NA: You’ve turned some of your work from 2020 into GIFs. This particular type of language lends itself well to the GIF format – a lot of it is so contradictory and makes no sense. There’s inadvertent humour in them.
MH: Absolutely. For me, so much about my work is what makes me laugh. I’ve got a dark sense of humour and this language is both deadly serious and extremely funny to me at the same time.
The slogans and statements we are hearing from many of our leaders can be very contradictory, particularly when taken out of context, and that highlights and confounds exactly what has been going on. There’s so much confusion. There are so many mixed messages. And to me that’s the underlying problem – and also why they are funny – because they are being used in real life as instructions and directions, and are supposed to mean something to us. When you apply a critical filter they can be confusing to break down into something authentic.
I’ve become increasingly interested in GIFs within my work, and particularly the ability to go between the manual and the digital. I love the idea of the capturing of contemporary culture through the rapid sharing of information, and GIFs allow me to put the language I’ve been recording and exploring back into the world in a way that anyone can access and share.

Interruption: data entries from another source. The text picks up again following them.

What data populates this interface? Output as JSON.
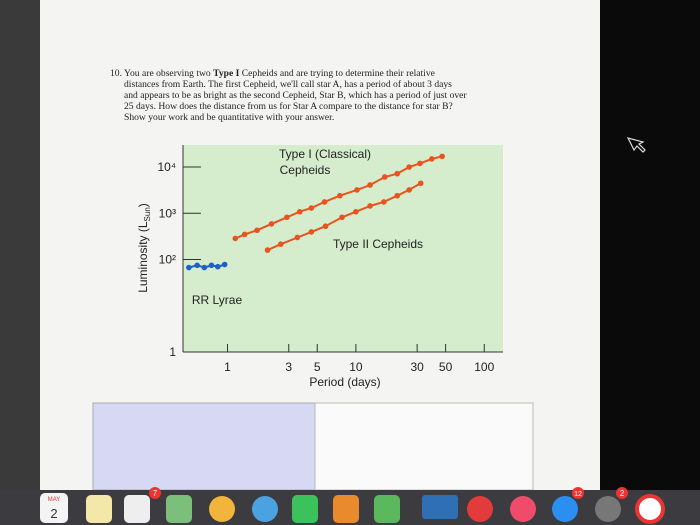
{
  "question": {
    "lines": [
      [
        "10. You are observing two ",
        "Type I",
        " Cepheids and are trying to determine their relative"
      ],
      "distances from Earth. The first Cepheid, we'll call star A, has a period of about 3 days",
      "and appears to be as bright as the second Cepheid, Star B, which has a period of just over",
      "25 days. How does the distance from us for Star A compare to the distance for star B?",
      "Show your work and be quantitative with your answer."
    ]
  },
  "chart_data": {
    "type": "scatter",
    "x_label": "Period (days)",
    "y_label": "Luminosity (L",
    "y_label_sub": "Sun",
    "y_label_end": ")",
    "xlog": true,
    "ylog": true,
    "xlim": [
      0.45,
      140
    ],
    "ylim": [
      1,
      30000
    ],
    "xticks": [
      1,
      3,
      5,
      10,
      30,
      50,
      100
    ],
    "yticks": [
      1,
      {
        "value": 100,
        "label": "10²"
      },
      {
        "value": 1000,
        "label": "10³"
      },
      {
        "value": 10000,
        "label": "10⁴"
      }
    ],
    "annotations": [
      "Type I (Classical)",
      "Cepheids",
      "Type II Cepheids",
      "RR Lyrae"
    ],
    "series": [
      {
        "color": "#e8541f",
        "connect": true,
        "x": [
          1.15,
          1.36,
          1.7,
          2.2,
          2.9,
          3.65,
          4.5,
          5.7,
          7.5,
          10.2,
          12.9,
          16.8,
          21,
          26,
          31.6,
          39,
          47
        ],
        "values": [
          286,
          350,
          430,
          590,
          820,
          1080,
          1300,
          1760,
          2400,
          3200,
          4100,
          6100,
          7200,
          10000,
          12000,
          15000,
          17000
        ]
      },
      {
        "color": "#e8541f",
        "connect": true,
        "x": [
          2.05,
          2.6,
          3.5,
          4.5,
          5.8,
          7.8,
          10,
          12.9,
          16.5,
          21,
          26,
          32
        ],
        "values": [
          160,
          215,
          300,
          395,
          525,
          820,
          1080,
          1440,
          1760,
          2400,
          3200,
          4460
        ]
      },
      {
        "color": "#1f5fc9",
        "connect": true,
        "x": [
          0.5,
          0.58,
          0.66,
          0.75,
          0.84,
          0.95
        ],
        "values": [
          67,
          75,
          67,
          75,
          70,
          78
        ]
      }
    ]
  },
  "dock": {
    "month": "MAY",
    "day": "2",
    "badges": [
      "7",
      "12",
      "2"
    ]
  }
}
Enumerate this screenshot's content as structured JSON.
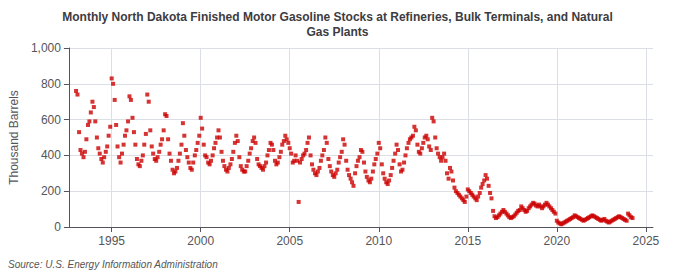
{
  "chart_data": {
    "type": "scatter",
    "title": "Monthly North Dakota Finished Motor Gasoline Stocks at Refineries, Bulk Terminals, and Natural\nGas Plants",
    "ylabel": "Thousand Barrels",
    "annotations": [
      "Source: U.S. Energy Information Administration"
    ],
    "color": "#cc0000",
    "marker": "square",
    "grid": true,
    "xlim": [
      1992.6,
      2025.4
    ],
    "xticks": [
      1995,
      2000,
      2005,
      2010,
      2015,
      2020,
      2025
    ],
    "ylim": [
      0,
      1000
    ],
    "yticks": [
      0,
      200,
      400,
      600,
      800,
      {
        "value": 1000,
        "label": "1,000"
      }
    ],
    "x": [
      1993.0,
      1993.08,
      1993.17,
      1993.25,
      1993.33,
      1993.42,
      1993.5,
      1993.58,
      1993.67,
      1993.75,
      1993.83,
      1993.92,
      1994.0,
      1994.08,
      1994.17,
      1994.25,
      1994.33,
      1994.42,
      1994.5,
      1994.58,
      1994.67,
      1994.75,
      1994.83,
      1994.92,
      1995.0,
      1995.08,
      1995.17,
      1995.25,
      1995.33,
      1995.42,
      1995.5,
      1995.58,
      1995.67,
      1995.75,
      1995.83,
      1995.92,
      1996.0,
      1996.08,
      1996.17,
      1996.25,
      1996.33,
      1996.42,
      1996.5,
      1996.58,
      1996.67,
      1996.75,
      1996.83,
      1996.92,
      1997.0,
      1997.08,
      1997.17,
      1997.25,
      1997.33,
      1997.42,
      1997.5,
      1997.58,
      1997.67,
      1997.75,
      1997.83,
      1997.92,
      1998.0,
      1998.08,
      1998.17,
      1998.25,
      1998.33,
      1998.42,
      1998.5,
      1998.58,
      1998.67,
      1998.75,
      1998.83,
      1998.92,
      1999.0,
      1999.08,
      1999.17,
      1999.25,
      1999.33,
      1999.42,
      1999.5,
      1999.58,
      1999.67,
      1999.75,
      1999.83,
      1999.92,
      2000.0,
      2000.08,
      2000.17,
      2000.25,
      2000.33,
      2000.42,
      2000.5,
      2000.58,
      2000.67,
      2000.75,
      2000.83,
      2000.92,
      2001.0,
      2001.08,
      2001.17,
      2001.25,
      2001.33,
      2001.42,
      2001.5,
      2001.58,
      2001.67,
      2001.75,
      2001.83,
      2001.92,
      2002.0,
      2002.08,
      2002.17,
      2002.25,
      2002.33,
      2002.42,
      2002.5,
      2002.58,
      2002.67,
      2002.75,
      2002.83,
      2002.92,
      2003.0,
      2003.08,
      2003.17,
      2003.25,
      2003.33,
      2003.42,
      2003.5,
      2003.58,
      2003.67,
      2003.75,
      2003.83,
      2003.92,
      2004.0,
      2004.08,
      2004.17,
      2004.25,
      2004.33,
      2004.42,
      2004.5,
      2004.58,
      2004.67,
      2004.75,
      2004.83,
      2004.92,
      2005.0,
      2005.08,
      2005.17,
      2005.25,
      2005.33,
      2005.42,
      2005.5,
      2005.58,
      2005.67,
      2005.75,
      2005.83,
      2005.92,
      2006.0,
      2006.08,
      2006.17,
      2006.25,
      2006.33,
      2006.42,
      2006.5,
      2006.58,
      2006.67,
      2006.75,
      2006.83,
      2006.92,
      2007.0,
      2007.08,
      2007.17,
      2007.25,
      2007.33,
      2007.42,
      2007.5,
      2007.58,
      2007.67,
      2007.75,
      2007.83,
      2007.92,
      2008.0,
      2008.08,
      2008.17,
      2008.25,
      2008.33,
      2008.42,
      2008.5,
      2008.58,
      2008.67,
      2008.75,
      2008.83,
      2008.92,
      2009.0,
      2009.08,
      2009.17,
      2009.25,
      2009.33,
      2009.42,
      2009.5,
      2009.58,
      2009.67,
      2009.75,
      2009.83,
      2009.92,
      2010.0,
      2010.08,
      2010.17,
      2010.25,
      2010.33,
      2010.42,
      2010.5,
      2010.58,
      2010.67,
      2010.75,
      2010.83,
      2010.92,
      2011.0,
      2011.08,
      2011.17,
      2011.25,
      2011.33,
      2011.42,
      2011.5,
      2011.58,
      2011.67,
      2011.75,
      2011.83,
      2011.92,
      2012.0,
      2012.08,
      2012.17,
      2012.25,
      2012.33,
      2012.42,
      2012.5,
      2012.58,
      2012.67,
      2012.75,
      2012.83,
      2012.92,
      2013.0,
      2013.08,
      2013.17,
      2013.25,
      2013.33,
      2013.42,
      2013.5,
      2013.58,
      2013.67,
      2013.75,
      2013.83,
      2013.92,
      2014.0,
      2014.08,
      2014.17,
      2014.25,
      2014.33,
      2014.42,
      2014.5,
      2014.58,
      2014.67,
      2014.75,
      2014.83,
      2014.92,
      2015.0,
      2015.08,
      2015.17,
      2015.25,
      2015.33,
      2015.42,
      2015.5,
      2015.58,
      2015.67,
      2015.75,
      2015.83,
      2015.92,
      2016.0,
      2016.08,
      2016.17,
      2016.25,
      2016.33,
      2016.42,
      2016.5,
      2016.58,
      2016.67,
      2016.75,
      2016.83,
      2016.92,
      2017.0,
      2017.08,
      2017.17,
      2017.25,
      2017.33,
      2017.42,
      2017.5,
      2017.58,
      2017.67,
      2017.75,
      2017.83,
      2017.92,
      2018.0,
      2018.08,
      2018.17,
      2018.25,
      2018.33,
      2018.42,
      2018.5,
      2018.58,
      2018.67,
      2018.75,
      2018.83,
      2018.92,
      2019.0,
      2019.08,
      2019.17,
      2019.25,
      2019.33,
      2019.42,
      2019.5,
      2019.58,
      2019.67,
      2019.75,
      2019.83,
      2019.92,
      2020.0,
      2020.08,
      2020.17,
      2020.25,
      2020.33,
      2020.42,
      2020.5,
      2020.58,
      2020.67,
      2020.75,
      2020.83,
      2020.92,
      2021.0,
      2021.08,
      2021.17,
      2021.25,
      2021.33,
      2021.42,
      2021.5,
      2021.58,
      2021.67,
      2021.75,
      2021.83,
      2021.92,
      2022.0,
      2022.08,
      2022.17,
      2022.25,
      2022.33,
      2022.42,
      2022.5,
      2022.58,
      2022.67,
      2022.75,
      2022.83,
      2022.92,
      2023.0,
      2023.08,
      2023.17,
      2023.25,
      2023.33,
      2023.42,
      2023.5,
      2023.58,
      2023.67,
      2023.75,
      2023.83,
      2023.92,
      2024.0,
      2024.08,
      2024.17,
      2024.25
    ],
    "values": [
      760,
      740,
      530,
      430,
      410,
      390,
      420,
      490,
      570,
      590,
      640,
      700,
      670,
      590,
      500,
      440,
      410,
      380,
      360,
      390,
      420,
      450,
      510,
      560,
      830,
      800,
      710,
      570,
      450,
      390,
      360,
      410,
      460,
      510,
      540,
      590,
      730,
      710,
      610,
      530,
      460,
      380,
      350,
      340,
      370,
      400,
      460,
      520,
      740,
      700,
      540,
      450,
      410,
      380,
      370,
      390,
      420,
      460,
      490,
      540,
      630,
      620,
      490,
      410,
      370,
      320,
      300,
      310,
      330,
      370,
      410,
      460,
      580,
      510,
      430,
      390,
      360,
      330,
      320,
      360,
      400,
      430,
      470,
      510,
      610,
      550,
      460,
      400,
      390,
      360,
      350,
      370,
      400,
      440,
      470,
      500,
      540,
      500,
      420,
      370,
      340,
      320,
      310,
      330,
      350,
      380,
      420,
      470,
      510,
      480,
      390,
      340,
      320,
      310,
      310,
      340,
      370,
      410,
      440,
      480,
      500,
      470,
      380,
      350,
      340,
      330,
      320,
      340,
      360,
      400,
      430,
      470,
      460,
      430,
      370,
      350,
      360,
      390,
      420,
      460,
      480,
      510,
      490,
      470,
      440,
      410,
      360,
      370,
      400,
      370,
      140,
      360,
      380,
      400,
      410,
      430,
      470,
      500,
      400,
      350,
      320,
      300,
      290,
      310,
      330,
      370,
      400,
      430,
      500,
      470,
      380,
      340,
      310,
      290,
      280,
      300,
      320,
      360,
      390,
      420,
      490,
      460,
      370,
      320,
      290,
      270,
      250,
      230,
      300,
      340,
      370,
      390,
      430,
      420,
      360,
      310,
      280,
      260,
      250,
      270,
      310,
      350,
      380,
      410,
      470,
      440,
      350,
      300,
      270,
      250,
      240,
      260,
      290,
      330,
      370,
      410,
      460,
      430,
      350,
      310,
      320,
      360,
      400,
      440,
      470,
      490,
      500,
      510,
      560,
      540,
      460,
      420,
      410,
      440,
      470,
      500,
      510,
      490,
      450,
      430,
      610,
      590,
      500,
      440,
      410,
      390,
      370,
      390,
      410,
      370,
      300,
      270,
      330,
      310,
      260,
      220,
      200,
      190,
      180,
      170,
      160,
      150,
      140,
      170,
      210,
      200,
      190,
      180,
      170,
      160,
      150,
      170,
      190,
      220,
      240,
      260,
      290,
      270,
      230,
      190,
      160,
      90,
      60,
      50,
      55,
      65,
      75,
      85,
      95,
      85,
      75,
      65,
      55,
      50,
      55,
      60,
      70,
      80,
      90,
      95,
      115,
      105,
      95,
      85,
      90,
      105,
      115,
      125,
      135,
      130,
      120,
      115,
      125,
      115,
      105,
      115,
      125,
      135,
      125,
      115,
      105,
      95,
      85,
      75,
      35,
      25,
      20,
      15,
      20,
      25,
      30,
      35,
      40,
      45,
      50,
      55,
      65,
      60,
      55,
      50,
      45,
      40,
      35,
      40,
      45,
      50,
      55,
      60,
      65,
      60,
      55,
      50,
      45,
      40,
      35,
      40,
      45,
      35,
      30,
      25,
      30,
      35,
      40,
      45,
      50,
      55,
      60,
      55,
      50,
      45,
      40,
      35,
      75,
      65,
      55,
      50
    ]
  }
}
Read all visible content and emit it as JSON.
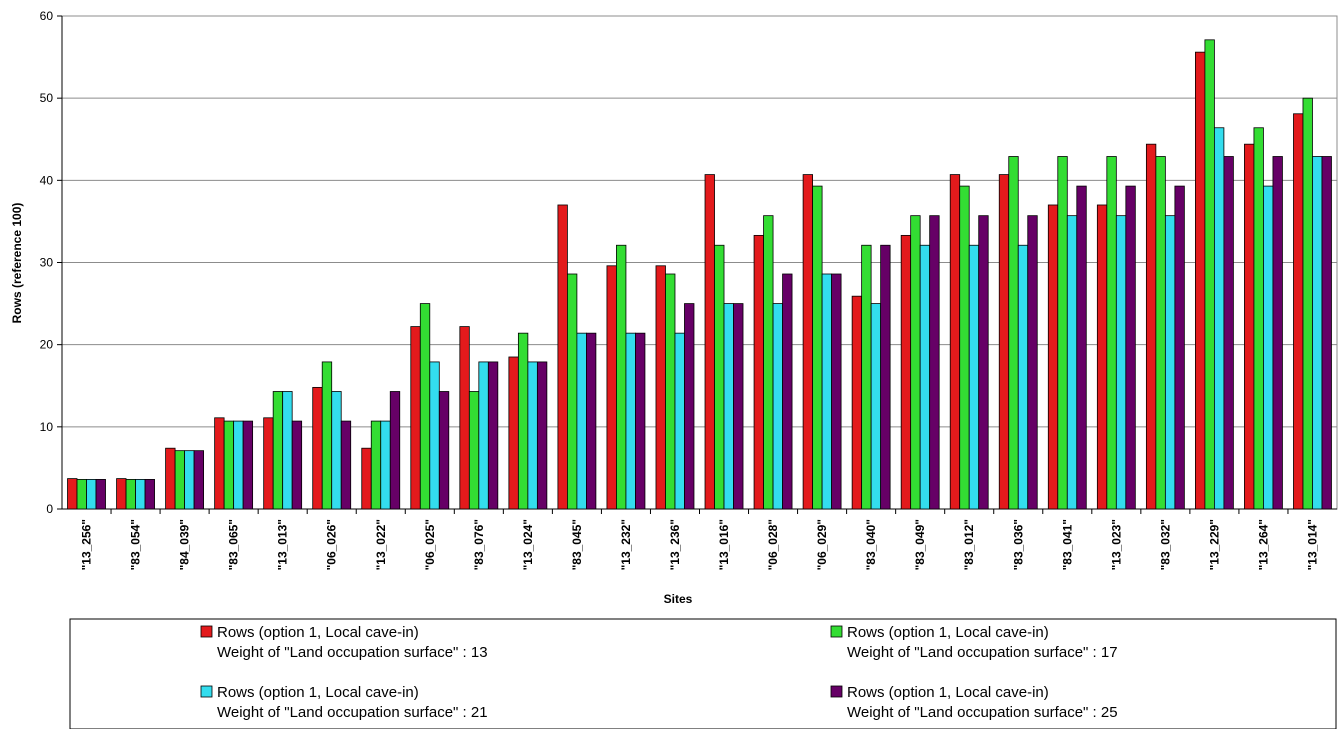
{
  "chart_data": {
    "type": "bar",
    "title": "",
    "xlabel": "Sites",
    "ylabel": "Rows (reference 100)",
    "ylim": [
      0,
      60
    ],
    "yticks": [
      0,
      10,
      20,
      30,
      40,
      50,
      60
    ],
    "grid": true,
    "legend_position": "bottom",
    "categories": [
      "\"13_256\"",
      "\"83_054\"",
      "\"84_039\"",
      "\"83_065\"",
      "\"13_013\"",
      "\"06_026\"",
      "\"13_022\"",
      "\"06_025\"",
      "\"83_076\"",
      "\"13_024\"",
      "\"83_045\"",
      "\"13_232\"",
      "\"13_236\"",
      "\"13_016\"",
      "\"06_028\"",
      "\"06_029\"",
      "\"83_040\"",
      "\"83_049\"",
      "\"83_012\"",
      "\"83_036\"",
      "\"83_041\"",
      "\"13_023\"",
      "\"83_032\"",
      "\"13_229\"",
      "\"13_264\"",
      "\"13_014\""
    ],
    "series": [
      {
        "name": "Rows (option 1, Local cave-in)",
        "subtitle": "Weight of \"Land occupation surface\" : 13",
        "color": "#e31a1c",
        "values": [
          3.7,
          3.7,
          7.4,
          11.1,
          11.1,
          14.8,
          7.4,
          22.2,
          22.2,
          18.5,
          37.0,
          29.6,
          29.6,
          40.7,
          33.3,
          40.7,
          25.9,
          33.3,
          40.7,
          40.7,
          37.0,
          37.0,
          44.4,
          55.6,
          44.4,
          48.1
        ]
      },
      {
        "name": "Rows (option 1, Local cave-in)",
        "subtitle": "Weight of \"Land occupation surface\" : 17",
        "color": "#33dd33",
        "values": [
          3.6,
          3.6,
          7.1,
          10.7,
          14.3,
          17.9,
          10.7,
          25.0,
          14.3,
          21.4,
          28.6,
          32.1,
          28.6,
          32.1,
          35.7,
          39.3,
          32.1,
          35.7,
          39.3,
          42.9,
          42.9,
          42.9,
          42.9,
          57.1,
          46.4,
          50.0
        ]
      },
      {
        "name": "Rows (option 1, Local cave-in)",
        "subtitle": "Weight of \"Land occupation surface\" : 21",
        "color": "#33ddee",
        "values": [
          3.6,
          3.6,
          7.1,
          10.7,
          14.3,
          14.3,
          10.7,
          17.9,
          17.9,
          17.9,
          21.4,
          21.4,
          21.4,
          25.0,
          25.0,
          28.6,
          25.0,
          32.1,
          32.1,
          32.1,
          35.7,
          35.7,
          35.7,
          46.4,
          39.3,
          42.9
        ]
      },
      {
        "name": "Rows (option 1, Local cave-in)",
        "subtitle": "Weight of \"Land occupation surface\" : 25",
        "color": "#660066",
        "values": [
          3.6,
          3.6,
          7.1,
          10.7,
          10.7,
          10.7,
          14.3,
          14.3,
          17.9,
          17.9,
          21.4,
          21.4,
          25.0,
          25.0,
          28.6,
          28.6,
          32.1,
          35.7,
          35.7,
          35.7,
          39.3,
          39.3,
          39.3,
          42.9,
          42.9,
          42.9
        ]
      }
    ]
  }
}
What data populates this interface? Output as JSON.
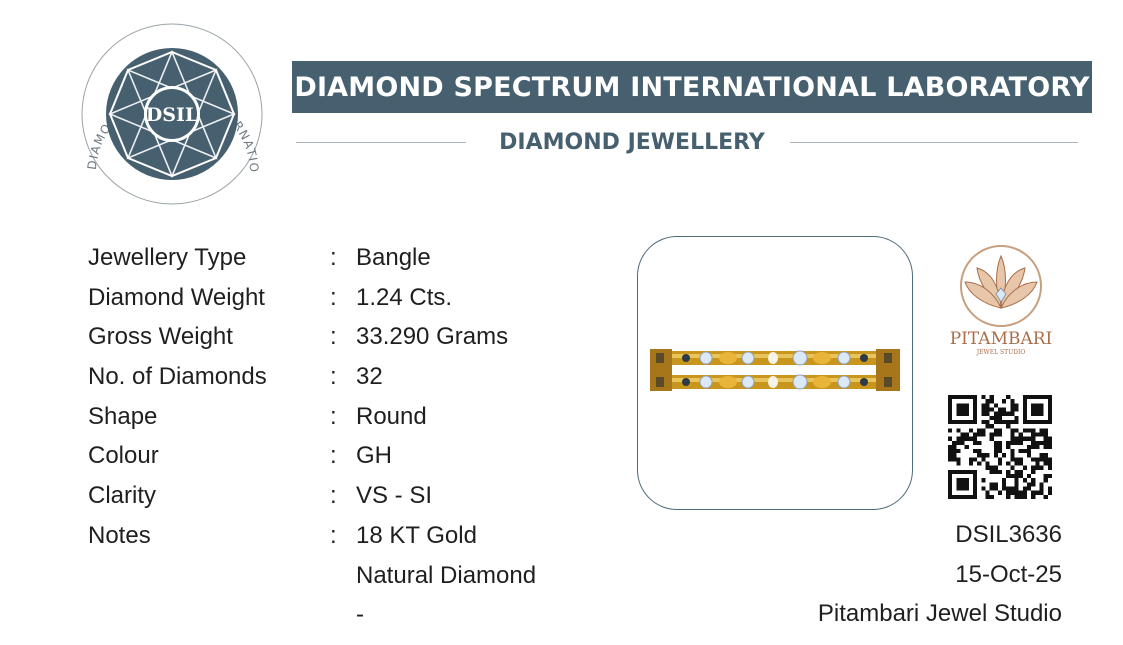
{
  "header": {
    "seal": {
      "center_text": "DSIL",
      "ring_text": "DIAMOND SPECTRUM INTERNATIONAL LABORATORY",
      "colors": {
        "primary": "#46606f",
        "ring": "#6f7a80"
      }
    },
    "title": "DIAMOND SPECTRUM INTERNATIONAL LABORATORY",
    "subtitle": "DIAMOND JEWELLERY",
    "colors": {
      "bar": "#46606f",
      "bar_text": "#ffffff"
    }
  },
  "details": [
    {
      "label": "Jewellery Type",
      "value": "Bangle"
    },
    {
      "label": "Diamond Weight",
      "value": "1.24 Cts."
    },
    {
      "label": "Gross Weight",
      "value": "33.290 Grams"
    },
    {
      "label": "No. of Diamonds",
      "value": "32"
    },
    {
      "label": "Shape",
      "value": "Round"
    },
    {
      "label": "Colour",
      "value": "GH"
    },
    {
      "label": "Clarity",
      "value": "VS - SI"
    },
    {
      "label": "Notes",
      "value": "18  KT Gold"
    },
    {
      "label": "",
      "value": "Natural Diamond"
    },
    {
      "label": "",
      "value": "-"
    }
  ],
  "separator": ":",
  "photo": {
    "subject": "gold-diamond-bangle",
    "colors": {
      "gold": "#d4a525",
      "diamond": "#b9cfe6"
    }
  },
  "brand": {
    "name": "PITAMBARI",
    "tagline": "JEWEL STUDIO",
    "colors": {
      "primary": "#a86f4a"
    }
  },
  "qr_code": {
    "icon": "qr-code-icon"
  },
  "certificate": {
    "number": "DSIL3636",
    "date": "15-Oct-25",
    "issued_to": "Pitambari Jewel Studio"
  }
}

NA: Language has always been a central part of your work. What is it about language that interests you?
MH: I’m not sure if I remember there being a time where I wasn’t interested in language – I think I always have been. I read a lot as a child, and I remember reading Alice in Wonderland and being blown away by the made-up words, and books like The Little Prince, seeing the subtleties and interplay between what a drawing can do and what language can do.
I’ve probably always been interested in language, but I think it’s through making and interacting with it that I’ve really come to appreciate it a lot more, and realise how much it’s embedded in everything, and how fundamental it is to the way we communicate.
NA: Can you talk about Are You Having a Good Night? [at Fremantle Arts Centre, until 22 November 2020], and how this body of work came about?
MH: In 2018 I was awarded a residency at the Millay Colony for the Arts in upstate New York. In my application I said I was interested in exploring threatening language within the environment, particularly towards women.
This series was actually sparked by a ballistic missile incident in Hawaii [on 13 January 2018] that turned out to be a false alarm. There was a scare, they announced the missile threat, and then had to retract it. There was a sign that said ‘there is no threat’, and when I saw that photo I was so struck by it because I’d already been exploring this idea about threats and threatening language in my work and this [recalled] the sort of gaslighting that women are faced with all the time.
NA: Has it been therapeutic to spend all this time working on this language?
MH: Definitely. It’s a compulsion to make and to record language. To sit and stitch it is the most relaxing and therapeutic part. The best part of my practice is when I get to actually make – I feel like I get to think about the work, be present with it and have some space with it.